Я вопросительно поднял бровь.
— Вода, — пояснил он. — По Чусовой. Как только река вскрывается, мы отправляем вниз, до Камы, железные караваны. Барки, груженые чугуном, железом. До Перми дойдете за неделю, а оттуда до столицы уже рукой подать.
— В чем же риск? — не понял я.
— А в том, что Чусовая по весне — не река, а сущий дьявол, — он покачал головой. — Вода прет, пороги ревут, скалы-«бойцы» по берегам стоят, только и ждут, чтобы борт у барки вспороть. Наши лоцманы — звери, конечно, знают реку, как свои пять пальцев. Проведут. Если, конечно, не боитесь… и готовы хорошо заплатить за риск.
Боялся ли я? После всего, что я прошел, этот весенний сплав казался почти увеселительной прогулкой. В общем, я не раздумывал ни секунды.
Глава 5
Итак, решение было принято. Сидеть в Екатеринбурге, ожидая, пока раскисшие уральские дороги превратятся в нечто проезжее, означало потерять еще месяц, если не больше. А старый управляющий Верхне-Исетского завода, сам того не ведая, подсказал единственный верный путь.
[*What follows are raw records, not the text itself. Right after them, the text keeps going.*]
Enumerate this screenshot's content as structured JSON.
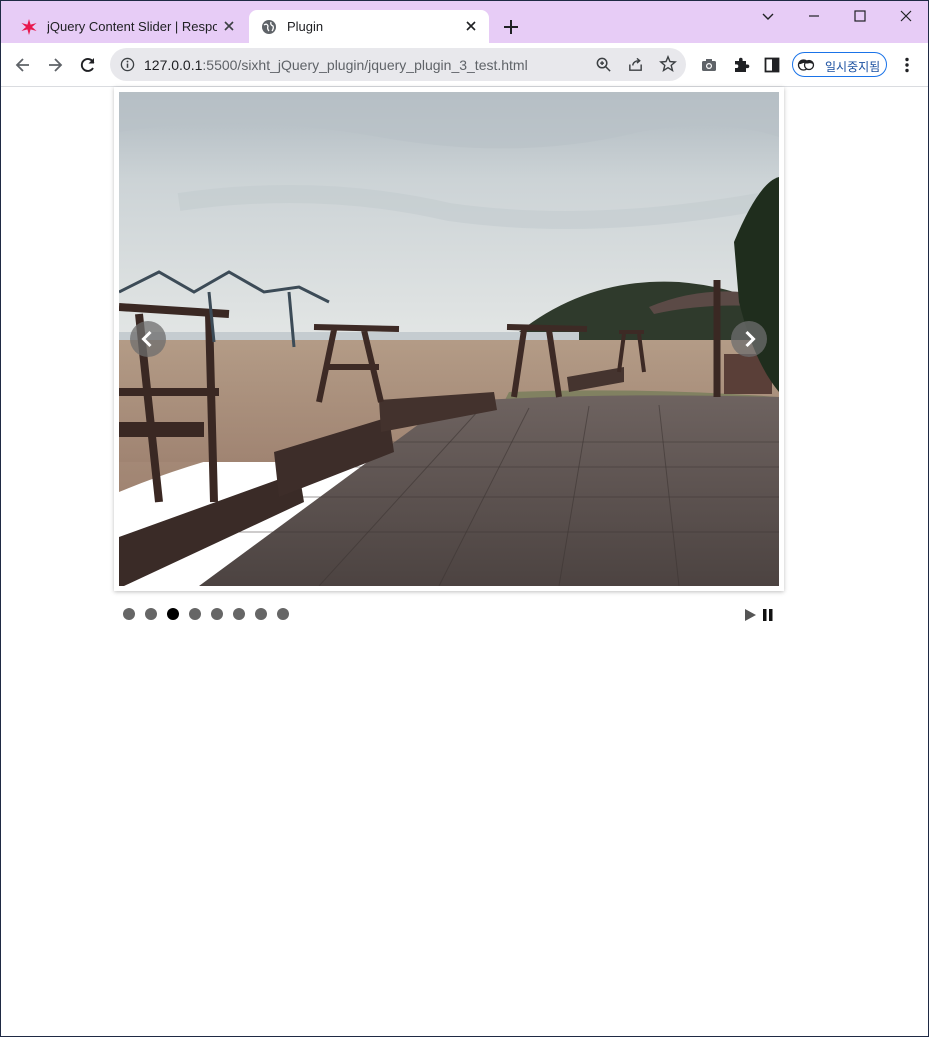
{
  "browser": {
    "tabs": [
      {
        "title": "jQuery Content Slider | Respons",
        "active": false
      },
      {
        "title": "Plugin",
        "active": true
      }
    ],
    "address": {
      "host": "127.0.0.1",
      "rest": ":5500/sixht_jQuery_plugin/jquery_plugin_3_test.html"
    },
    "profile_label": "일시중지됨"
  },
  "slider": {
    "pager_count": 8,
    "active_index": 2,
    "prev_icon": "chevron-left-icon",
    "next_icon": "chevron-right-icon",
    "controls": [
      "play-icon",
      "pause-icon"
    ]
  },
  "colors": {
    "tabstrip": "#e7ccf6",
    "dot": "#666666",
    "dot_active": "#000000"
  }
}
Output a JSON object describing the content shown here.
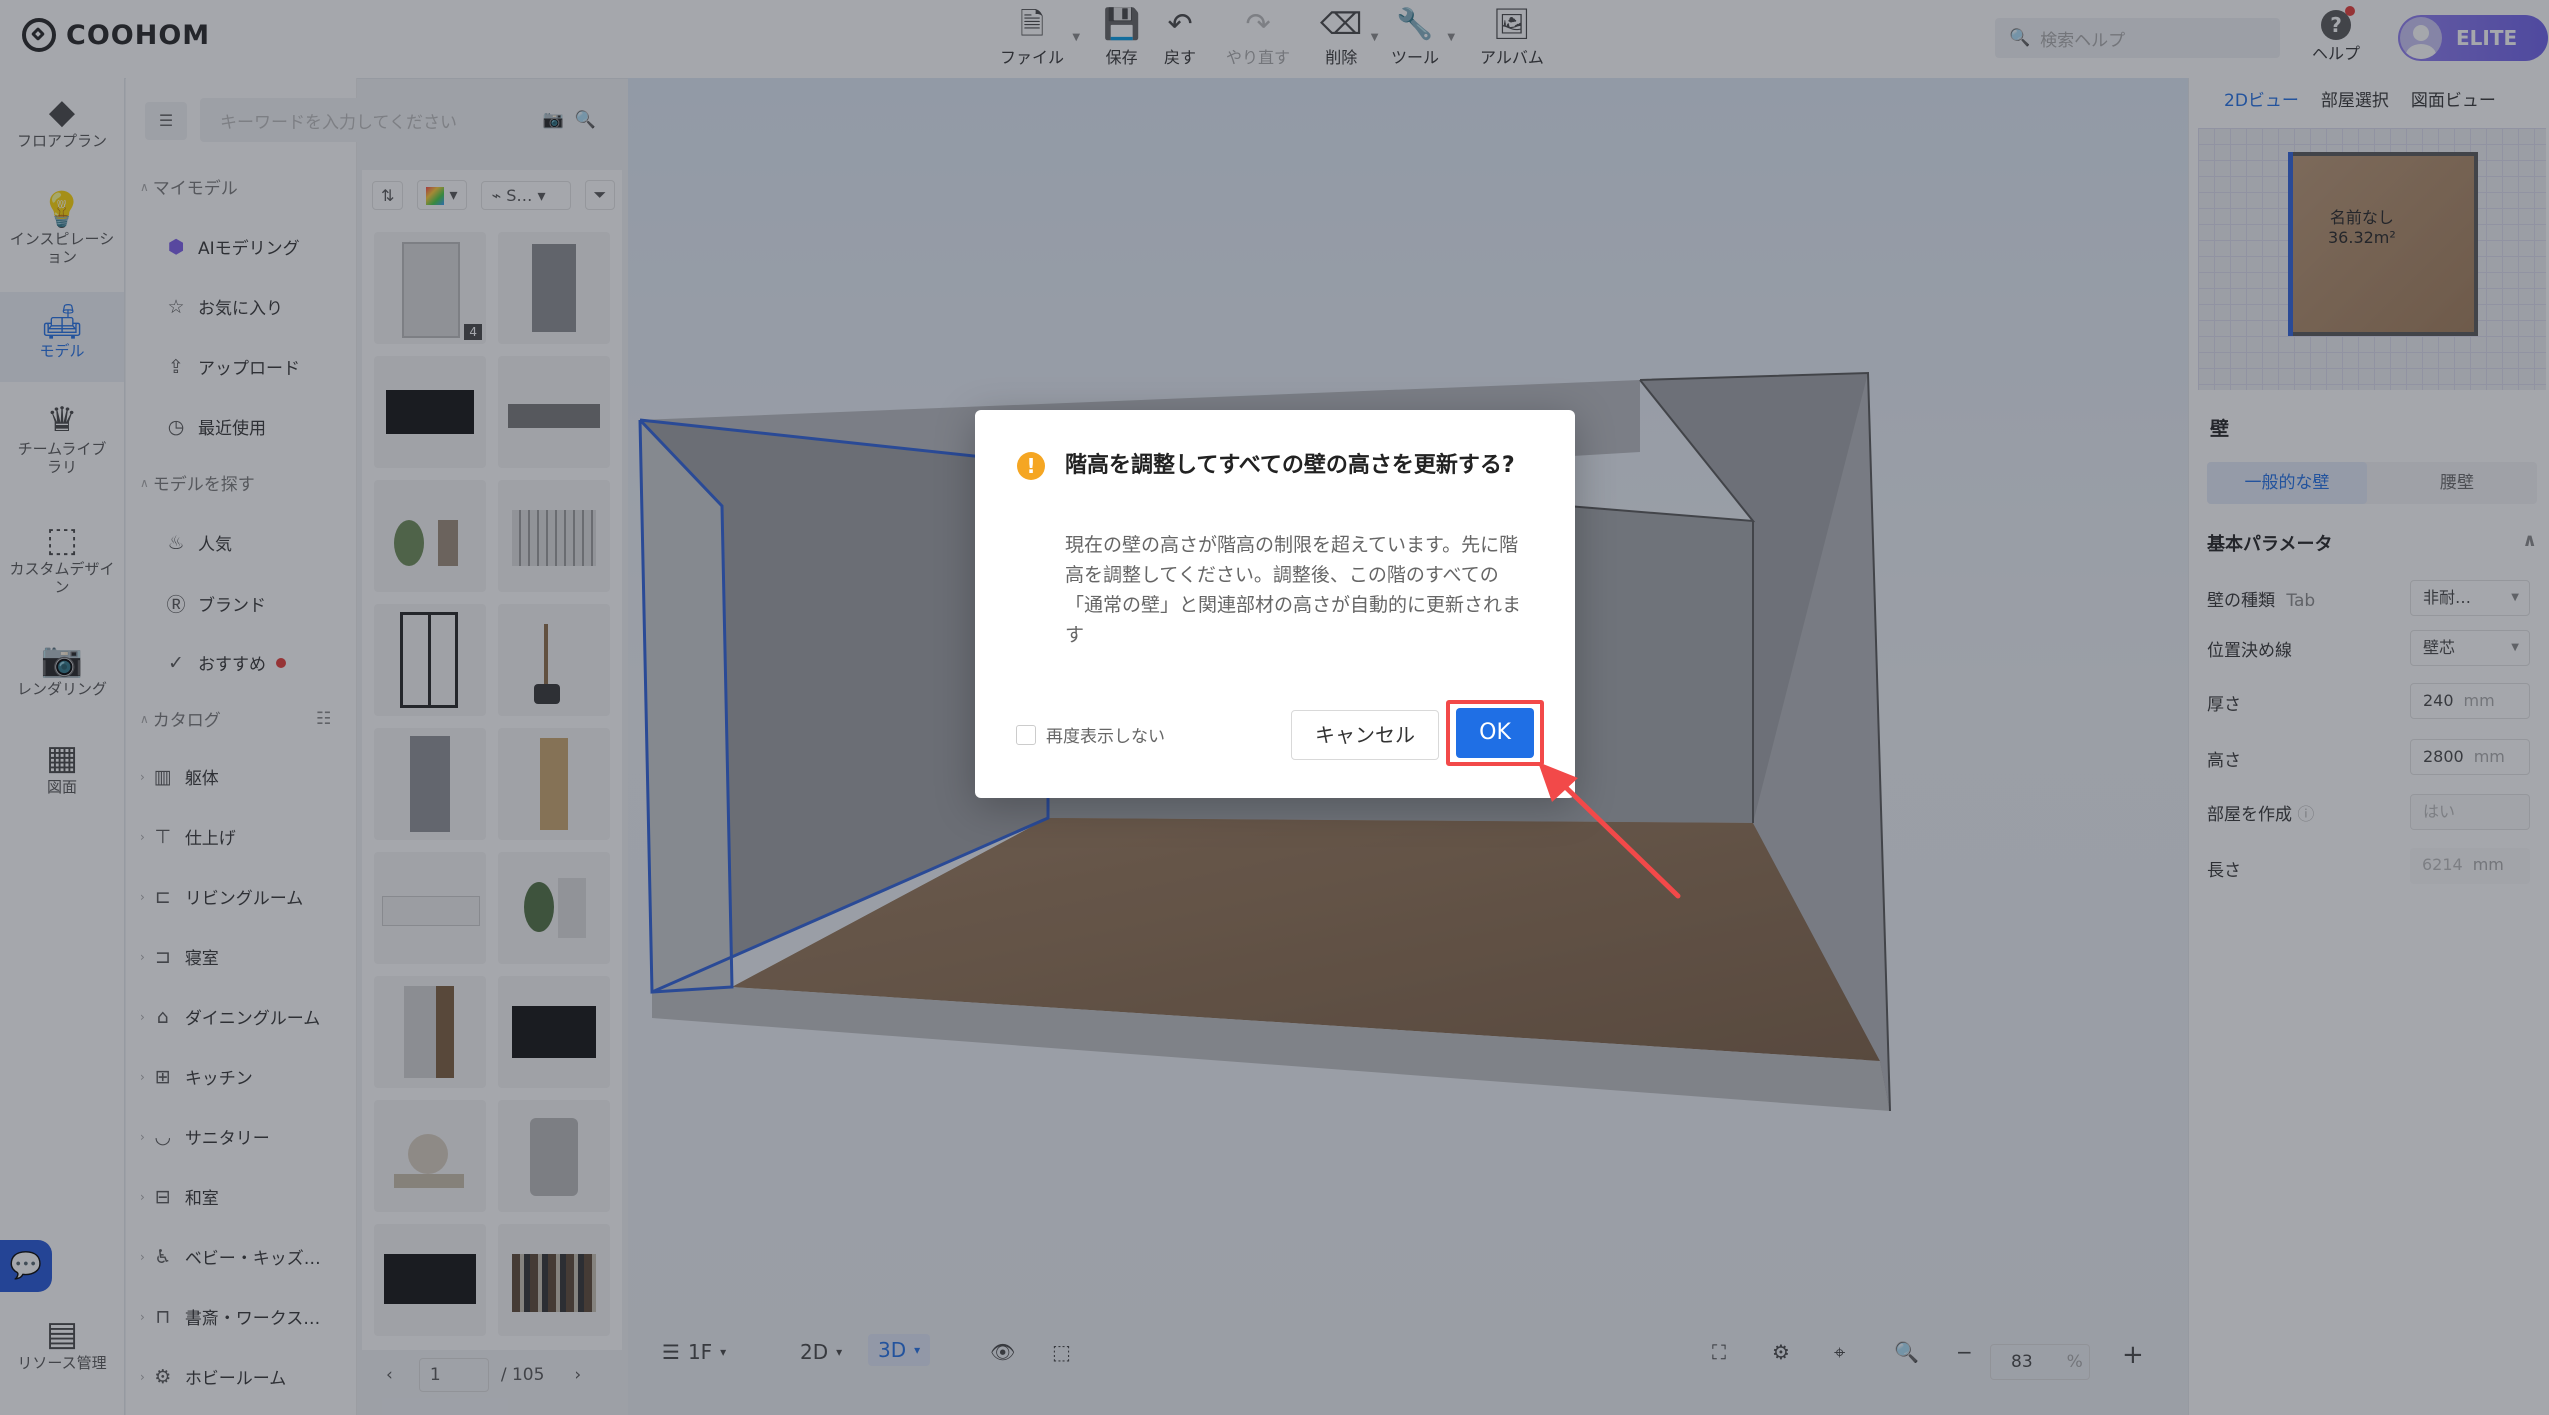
{
  "app": {
    "logo_text": "COOHOM"
  },
  "toolbar": {
    "file": "ファイル",
    "save": "保存",
    "undo": "戻す",
    "redo": "やり直す",
    "delete": "削除",
    "tools": "ツール",
    "album": "アルバム",
    "search_placeholder": "検索ヘルプ",
    "help": "ヘルプ",
    "plan_badge": "ELITE"
  },
  "rail": {
    "floorplan": "フロアプラン",
    "inspiration": "インスピレーション",
    "model": "モデル",
    "team_library": "チームライブラリ",
    "custom_design": "カスタムデザイン",
    "rendering": "レンダリング",
    "drawing": "図面",
    "resources": "リソース管理"
  },
  "catalog": {
    "search_placeholder": "キーワードを入力してください",
    "my_models": "マイモデル",
    "ai_modeling": "AIモデリング",
    "favorites": "お気に入り",
    "upload": "アップロード",
    "recent": "最近使用",
    "find_models": "モデルを探す",
    "popular": "人気",
    "brand": "ブランド",
    "recommended": "おすすめ",
    "catalog": "カタログ",
    "structure": "躯体",
    "finish": "仕上げ",
    "living": "リビングルーム",
    "bedroom": "寝室",
    "dining": "ダイニングルーム",
    "kitchen": "キッチン",
    "sanitary": "サニタリー",
    "japanese_room": "和室",
    "baby_kids": "ベビー・キッズ…",
    "study": "書斎・ワークス…",
    "hobby": "ホビールーム",
    "sort_label": "S…",
    "page_current": "1",
    "page_total": "/ 105",
    "thumb_badge": "4"
  },
  "rightpanel": {
    "tab_2d": "2Dビュー",
    "tab_room": "部屋選択",
    "tab_drawing": "図面ビュー",
    "room_name": "名前なし",
    "room_area": "36.32m²",
    "section_title": "壁",
    "subtab_general": "一般的な壁",
    "subtab_waist": "腰壁",
    "basic_params": "基本パラメータ",
    "wall_type_label": "壁の種類",
    "wall_type_tag": "Tab",
    "wall_type_value": "非耐…",
    "position_label": "位置決め線",
    "position_value": "壁芯",
    "thickness_label": "厚さ",
    "thickness_value": "240",
    "height_label": "高さ",
    "height_value": "2800",
    "create_room_label": "部屋を作成",
    "create_room_value": "はい",
    "length_label": "長さ",
    "length_value": "6214",
    "unit": "mm"
  },
  "bottombar": {
    "floor": "1F",
    "view_2d": "2D",
    "view_3d": "3D",
    "zoom": "83",
    "zoom_unit": "%"
  },
  "dialog": {
    "title": "階高を調整してすべての壁の高さを更新する?",
    "body": "現在の壁の高さが階高の制限を超えています。先に階高を調整してください。調整後、この階のすべての「通常の壁」と関連部材の高さが自動的に更新されます",
    "dont_show": "再度表示しない",
    "cancel": "キャンセル",
    "ok": "OK"
  },
  "colors": {
    "accent": "#1f6fe5",
    "highlight": "#f24949",
    "warning": "#f5a623"
  }
}
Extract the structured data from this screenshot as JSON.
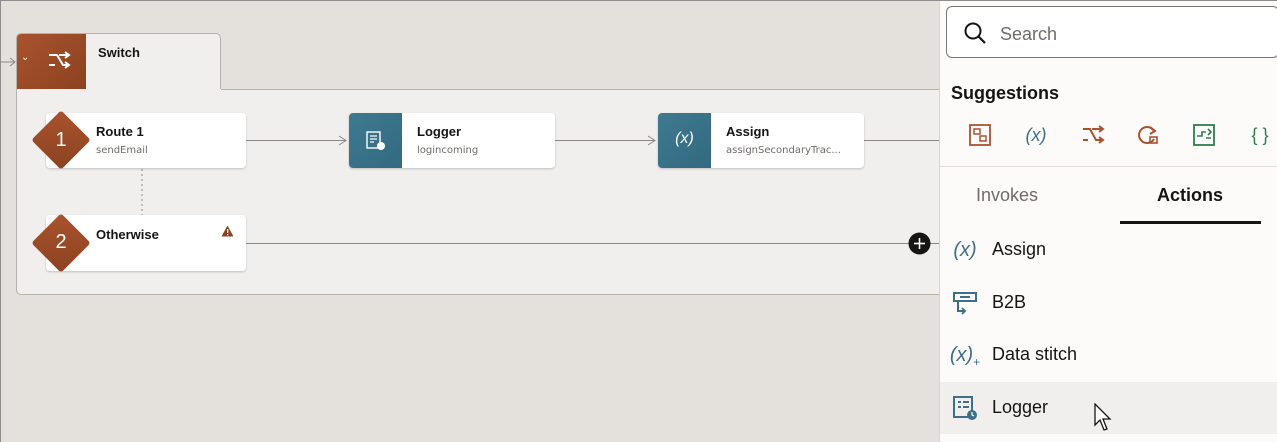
{
  "switch": {
    "title": "Switch",
    "collapse_icon": "chevron-down-icon",
    "icon": "switch-icon"
  },
  "routes": [
    {
      "number": "1",
      "title": "Route 1",
      "subtitle": "sendEmail"
    },
    {
      "number": "2",
      "title": "Otherwise",
      "warning_icon": "warning-icon"
    }
  ],
  "nodes": [
    {
      "title": "Logger",
      "subtitle": "logincoming",
      "icon": "logger-icon"
    },
    {
      "title": "Assign",
      "subtitle": "assignSecondaryTrac...",
      "icon_text": "(x)"
    }
  ],
  "panel": {
    "search": {
      "placeholder": "Search",
      "icon": "search-icon"
    },
    "suggestions_title": "Suggestions",
    "suggestion_icons": [
      "map-icon",
      "assign-icon",
      "switch-icon",
      "loop-icon",
      "stage-file-icon",
      "json-icon"
    ],
    "tabs": [
      {
        "label": "Invokes",
        "active": false
      },
      {
        "label": "Actions",
        "active": true
      }
    ],
    "actions": [
      {
        "label": "Assign",
        "icon": "assign-icon"
      },
      {
        "label": "B2B",
        "icon": "b2b-icon"
      },
      {
        "label": "Data stitch",
        "icon": "data-stitch-icon"
      },
      {
        "label": "Logger",
        "icon": "logger-icon"
      }
    ]
  },
  "colors": {
    "brand_brown": "#a9532e",
    "teal": "#3f7a90",
    "action_blue": "#3d6f88",
    "suggest_green": "#2e7d4f"
  }
}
Путь до Уткинской гавани на реке Чусовой, откуда отправлялись барки, составлял почти двести верст. Двести верст непролазной весенней каши, которую здесь с упрямством, достойным лучшего применения, называли дорогой. Мы выехали налегке, верхом: я, ротмистр Соколов и двое моих верных казаков, Семен Луговой и Трофим Рытвин. Лошади по брюхо вязли в чавкающей, ледяной грязи, и каждый шаг давался им с натужным, хриплым усилием. Я же чувствовал не столько усталость, сколько постоянное, ледяное напряжение, исходившее от седельных мешков. В них, завернутое в промасленную кожу, покоилось целое состояние — акции и увесистая пачка ассигнаций, мой пропуск в столичную жизнь и залог будущих побед. Даже ротмистр, с его аристократической выправкой, к концу второго дня пути выглядел измотанным и злым, проклиная про себя и эту страну, и меня вместе с ней.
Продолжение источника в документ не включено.